Effect of austenite stability on the low cycle fatigue behavior and microstructure of high alloyed metastable austenitic cast TRIPsteels

Abstract

Room-temperature total strain controlled low-cycle fatigue tests were carried out on two types of high alloyed metastable austenitic cast TRIP steels with different chemical compositions resulting in different austenite stabilities. The cyclic stress response revealed combinations of cyclic hardening, saturation and cyclic softening, depending on the applied total strain amplitude. In the case of the more metastable TRIP steel a considerable amount of deformation-induced α′-martensite is responsible for a high degree of cyclic hardening.

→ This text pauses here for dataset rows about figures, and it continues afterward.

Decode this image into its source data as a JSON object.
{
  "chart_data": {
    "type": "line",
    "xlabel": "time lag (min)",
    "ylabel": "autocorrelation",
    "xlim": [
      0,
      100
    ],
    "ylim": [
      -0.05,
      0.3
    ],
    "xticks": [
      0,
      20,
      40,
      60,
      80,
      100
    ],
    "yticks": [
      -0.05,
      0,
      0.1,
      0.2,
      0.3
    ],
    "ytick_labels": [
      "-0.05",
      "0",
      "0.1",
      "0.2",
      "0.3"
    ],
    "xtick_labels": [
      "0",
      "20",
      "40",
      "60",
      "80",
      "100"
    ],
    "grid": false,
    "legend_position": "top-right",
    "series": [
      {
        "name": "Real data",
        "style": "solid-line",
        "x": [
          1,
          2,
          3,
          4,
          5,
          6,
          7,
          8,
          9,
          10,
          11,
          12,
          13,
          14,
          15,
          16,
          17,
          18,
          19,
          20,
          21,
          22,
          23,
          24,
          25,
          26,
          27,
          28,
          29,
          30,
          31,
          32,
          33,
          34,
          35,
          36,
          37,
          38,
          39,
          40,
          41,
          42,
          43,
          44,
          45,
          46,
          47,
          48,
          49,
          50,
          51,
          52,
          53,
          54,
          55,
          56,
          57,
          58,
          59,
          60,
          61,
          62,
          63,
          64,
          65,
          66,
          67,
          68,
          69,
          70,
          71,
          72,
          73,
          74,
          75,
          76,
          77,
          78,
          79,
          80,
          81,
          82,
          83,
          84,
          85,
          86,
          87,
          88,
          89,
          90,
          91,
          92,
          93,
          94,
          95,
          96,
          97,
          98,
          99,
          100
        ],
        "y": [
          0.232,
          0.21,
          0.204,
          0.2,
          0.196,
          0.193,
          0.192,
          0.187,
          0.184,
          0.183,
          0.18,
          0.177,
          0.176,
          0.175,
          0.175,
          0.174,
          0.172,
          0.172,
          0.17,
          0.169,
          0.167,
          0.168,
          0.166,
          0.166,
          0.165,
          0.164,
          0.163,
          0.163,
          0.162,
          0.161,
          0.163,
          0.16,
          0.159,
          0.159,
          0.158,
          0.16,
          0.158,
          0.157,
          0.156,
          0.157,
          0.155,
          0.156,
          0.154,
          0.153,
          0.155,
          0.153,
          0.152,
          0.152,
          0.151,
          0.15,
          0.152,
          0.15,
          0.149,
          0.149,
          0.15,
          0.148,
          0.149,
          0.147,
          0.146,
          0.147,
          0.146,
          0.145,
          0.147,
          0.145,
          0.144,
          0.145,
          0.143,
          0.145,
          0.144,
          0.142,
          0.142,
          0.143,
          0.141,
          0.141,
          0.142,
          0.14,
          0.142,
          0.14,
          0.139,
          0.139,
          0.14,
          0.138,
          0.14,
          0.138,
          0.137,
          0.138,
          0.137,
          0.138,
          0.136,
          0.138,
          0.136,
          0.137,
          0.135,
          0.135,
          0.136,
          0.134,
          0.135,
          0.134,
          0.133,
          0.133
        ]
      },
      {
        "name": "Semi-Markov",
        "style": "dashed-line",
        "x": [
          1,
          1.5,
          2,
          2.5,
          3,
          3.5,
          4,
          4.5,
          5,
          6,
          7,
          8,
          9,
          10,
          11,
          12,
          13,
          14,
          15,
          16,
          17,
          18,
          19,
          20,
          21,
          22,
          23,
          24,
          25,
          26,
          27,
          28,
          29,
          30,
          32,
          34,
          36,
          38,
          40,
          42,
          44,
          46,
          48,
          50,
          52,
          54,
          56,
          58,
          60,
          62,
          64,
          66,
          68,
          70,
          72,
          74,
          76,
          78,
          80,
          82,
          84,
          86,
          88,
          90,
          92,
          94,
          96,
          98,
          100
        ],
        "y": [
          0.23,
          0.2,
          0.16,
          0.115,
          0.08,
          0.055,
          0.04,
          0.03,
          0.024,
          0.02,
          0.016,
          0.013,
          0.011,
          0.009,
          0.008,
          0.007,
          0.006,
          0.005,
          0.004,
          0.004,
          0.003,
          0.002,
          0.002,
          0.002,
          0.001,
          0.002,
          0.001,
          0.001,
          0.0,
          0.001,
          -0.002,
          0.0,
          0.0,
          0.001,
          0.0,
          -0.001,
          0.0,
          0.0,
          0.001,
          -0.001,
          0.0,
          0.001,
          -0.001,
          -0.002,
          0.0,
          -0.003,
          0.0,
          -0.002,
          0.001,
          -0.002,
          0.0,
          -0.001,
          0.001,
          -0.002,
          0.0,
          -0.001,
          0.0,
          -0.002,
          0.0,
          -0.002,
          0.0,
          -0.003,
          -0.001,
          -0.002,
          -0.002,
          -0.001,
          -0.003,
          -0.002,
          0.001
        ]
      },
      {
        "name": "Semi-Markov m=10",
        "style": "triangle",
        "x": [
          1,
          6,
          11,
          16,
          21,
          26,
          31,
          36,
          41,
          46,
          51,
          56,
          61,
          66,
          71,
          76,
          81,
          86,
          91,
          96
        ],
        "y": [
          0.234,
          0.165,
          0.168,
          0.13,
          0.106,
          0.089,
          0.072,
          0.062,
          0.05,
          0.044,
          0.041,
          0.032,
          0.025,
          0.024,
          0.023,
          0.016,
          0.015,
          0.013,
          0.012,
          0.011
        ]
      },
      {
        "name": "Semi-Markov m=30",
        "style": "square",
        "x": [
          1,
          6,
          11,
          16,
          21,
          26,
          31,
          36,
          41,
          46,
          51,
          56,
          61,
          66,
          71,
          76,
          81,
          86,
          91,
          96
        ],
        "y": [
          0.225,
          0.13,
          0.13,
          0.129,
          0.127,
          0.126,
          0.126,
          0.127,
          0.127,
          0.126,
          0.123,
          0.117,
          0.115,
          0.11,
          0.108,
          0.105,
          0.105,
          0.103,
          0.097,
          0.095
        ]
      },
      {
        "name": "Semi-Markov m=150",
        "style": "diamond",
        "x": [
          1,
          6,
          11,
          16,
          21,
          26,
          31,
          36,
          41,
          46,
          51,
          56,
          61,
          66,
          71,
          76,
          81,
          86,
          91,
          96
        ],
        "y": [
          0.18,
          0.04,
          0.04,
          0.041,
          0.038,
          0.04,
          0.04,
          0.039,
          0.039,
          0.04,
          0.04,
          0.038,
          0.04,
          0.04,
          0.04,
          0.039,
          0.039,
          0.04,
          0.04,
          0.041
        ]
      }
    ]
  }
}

Conversely, the more stable TRIP steel shows also a high degree of hardening without a significant transformation of austenite into α′-martensite, however at significantly higher strain amplitudes. The deformation-induced α′-martensite was detected in situ with a feritscope sensor. EBSD measurements were performed to investigate the locations where the phase transformation from austenite to martensite takes place. It was observed that the martensitic transformation occurs preferentially inside deformation bands. The deformation microstructures were characterized by scanning electron microscopy. Dislocation structures were studied by ECCI (electron channelling contrast imaging). Planar and well developed cell/wall structures were observed, depending on the applied total strain amplitude.